Coronavirus, il giallo sulle morti di Wuhan

Se ha mentito la Cina possiamo mentire anche noi, in buona fede. 3.300 morti in tutto il paese, di cui poco più di 2.500 nella sola città di Wuhan, sono questi i dati emersi dalla Repubblica Popolare dopo che l’Italia e poi la Spagna hanno visto impennarsi il numero dei decessi, superando nettamente quelli della Cina.

Senza nulla togliere ai meriti cinesi dimostrati nell’arginare l’epidemia, i sospetti sulla trasparenza sono più vivi che mai.

Sul banco d’imputazione il curioso caso avvenuto con l’uscita progressiva dall’isolamento. Con l’affievolirsi dell’epidemia, gli abitanti di Wuhan sono stati autorizzati a reclamare le urne funerarie dei loro cari. In migliaia sono state recapitate nei crematori della città, in numero molto superiore rispetto a quello ufficiale dei deceduti.

Si sono registrate più di cinque ore di coda tra i cittadini cinesi che, in fila, attendevano di ricevere le rispettive urne.

Un indizio non costituisce una prova, certo, ma di sicuro possiamo sostenere che dopo aver cambiato sei strategie di registrazione per morti da coronavirus qualche falla, qualche discrepanza nel sistema può essere apparsa.

Ma il problema più grande è che l’Organizzazione mondiale della sanità, da cui ci si aspettava una severa vigilanza sulla situazione generale, ha dimostrato nei confronti di Pechino un’accondiscendenza non banale.

Un grande passpartout per uno stato sovrano che ad oggi rivendica la sua politica come modello di successo.

Coronavirus, da Wuhan a Bergamo

In Italia invece, secondo uno studio pubblicato su The Lancet Infectious Diseases, il numero dei casi non individuati al 29 febbraio ammontava a una cifra che varia tra i 1.500 e i 4.000. Al tempo, il numero di casi confermati secondo le autorità sanitarie ammontava a 1.128.

Di conseguenza una grande percentuale di casi non individuati ha provocato un numero di decessi “sotto copertura” che è passato inosservato alle istituzioni.

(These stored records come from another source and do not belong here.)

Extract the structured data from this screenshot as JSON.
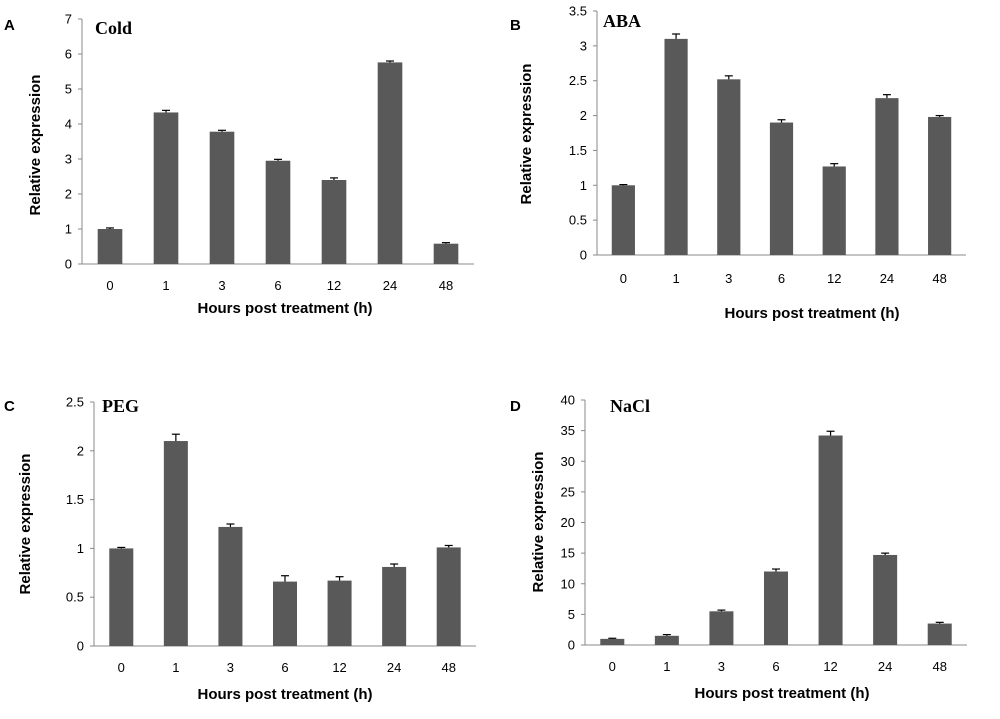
{
  "figure": {
    "background": "#ffffff",
    "bar_color": "#595959"
  },
  "chart_data": [
    {
      "type": "bar",
      "panel_letter": "A",
      "title": "Cold",
      "xlabel": "Hours post treatment (h)",
      "ylabel": "Relative expression",
      "categories": [
        "0",
        "1",
        "3",
        "6",
        "12",
        "24",
        "48"
      ],
      "values": [
        1.0,
        4.33,
        3.78,
        2.95,
        2.4,
        5.76,
        0.58
      ],
      "errors": [
        0.03,
        0.06,
        0.04,
        0.04,
        0.06,
        0.04,
        0.03
      ],
      "ylim": [
        0,
        7
      ],
      "yticks": [
        "0",
        "1",
        "2",
        "3",
        "4",
        "5",
        "6",
        "7"
      ]
    },
    {
      "type": "bar",
      "panel_letter": "B",
      "title": "ABA",
      "xlabel": "Hours post treatment (h)",
      "ylabel": "Relative expression",
      "categories": [
        "0",
        "1",
        "3",
        "6",
        "12",
        "24",
        "48"
      ],
      "values": [
        1.0,
        3.1,
        2.52,
        1.9,
        1.27,
        2.25,
        1.98
      ],
      "errors": [
        0.01,
        0.07,
        0.05,
        0.04,
        0.04,
        0.05,
        0.02
      ],
      "ylim": [
        0,
        3.5
      ],
      "yticks": [
        "0",
        "0.5",
        "1",
        "1.5",
        "2",
        "2.5",
        "3",
        "3.5"
      ]
    },
    {
      "type": "bar",
      "panel_letter": "C",
      "title": "PEG",
      "xlabel": "Hours post treatment (h)",
      "ylabel": "Relative expression",
      "categories": [
        "0",
        "1",
        "3",
        "6",
        "12",
        "24",
        "48"
      ],
      "values": [
        1.0,
        2.1,
        1.22,
        0.66,
        0.67,
        0.81,
        1.01
      ],
      "errors": [
        0.01,
        0.07,
        0.03,
        0.06,
        0.04,
        0.03,
        0.02
      ],
      "ylim": [
        0,
        2.5
      ],
      "yticks": [
        "0",
        "0.5",
        "1",
        "1.5",
        "2",
        "2.5"
      ]
    },
    {
      "type": "bar",
      "panel_letter": "D",
      "title": "NaCl",
      "xlabel": "Hours post treatment (h)",
      "ylabel": "Relative expression",
      "categories": [
        "0",
        "1",
        "3",
        "6",
        "12",
        "24",
        "48"
      ],
      "values": [
        1.0,
        1.5,
        5.5,
        12.0,
        34.2,
        14.7,
        3.5
      ],
      "errors": [
        0.1,
        0.2,
        0.2,
        0.4,
        0.7,
        0.3,
        0.2
      ],
      "ylim": [
        0,
        40
      ],
      "yticks": [
        "0",
        "5",
        "10",
        "15",
        "20",
        "25",
        "30",
        "35",
        "40"
      ]
    }
  ]
}
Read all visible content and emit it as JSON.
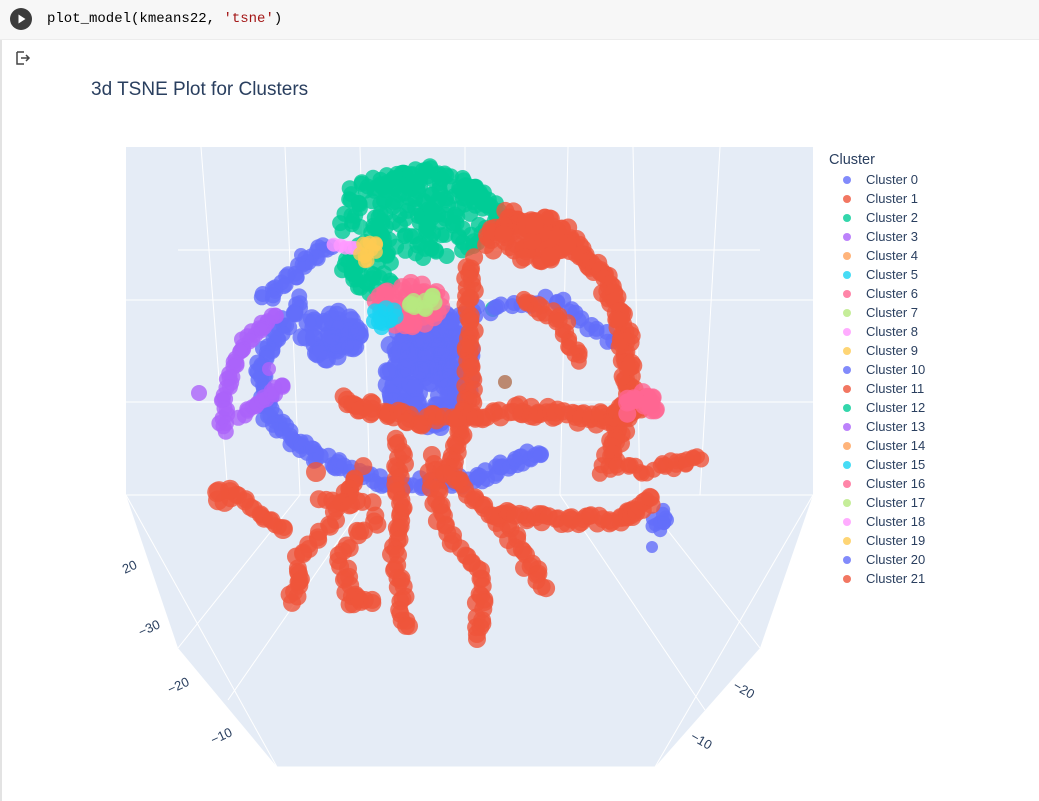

In questo senso la ricerca sottolinea che nelle stime epidemiche, l’analisi sull’andamento del virus in Italia sia orfana di importanti conteggi. L’esempio cardine che dimostra come questa teoria si sia rivelata corretta è la vicenda che ha interessato la città di Bergamo.

“Le bare di Bergamo sono solo la punta di un iceberg, i nostri morti sono quasi tre volte quelli ufficiali” -ha detto il sindaco Giorgio Gori– “Servono screening mirati.

Almeno sui sintomatici e sui loro contatti. Bisognava proteggere di più medici e istituire a inizio marzo la zona rossa in Val Seriana. Quando sarà tutto finito dovremo trovare un modo degno per onorare tutti quelli che sono caduti”- ha terminato il primo cittadino del più grande focolaio italiano.

Rilevante anche il dato sulle morti tra i camici bianchi: nella provincia più colpita infatti almeno 130 medici di base su 700 si sono ammalati, alcuni di questi sono morti, altri sono ancora in terapia intensiva. Ma secondo le stime ufficiali, a Bergamo in un solo giorno sono morte anche più di cento persone, con una media che si assesta intorno ai 50 decessi ogni 24 ore, in una città abitata da 110mila persone.

Francesco Locatelli, statistico bergamasco, ha sostenuto una teoria che evidenzia come i contagi siano stati sottostimati di cinque o sei volte all’inizio dell’epidemia in Italia, spiegando così che le percentuali di mortalità e dunque il numero dei decessi, siano a loro volta molto approssimativi. Di certo c’è che in Italia, a differenza della Cina, c’è veramente tanta voglia di trasparenza.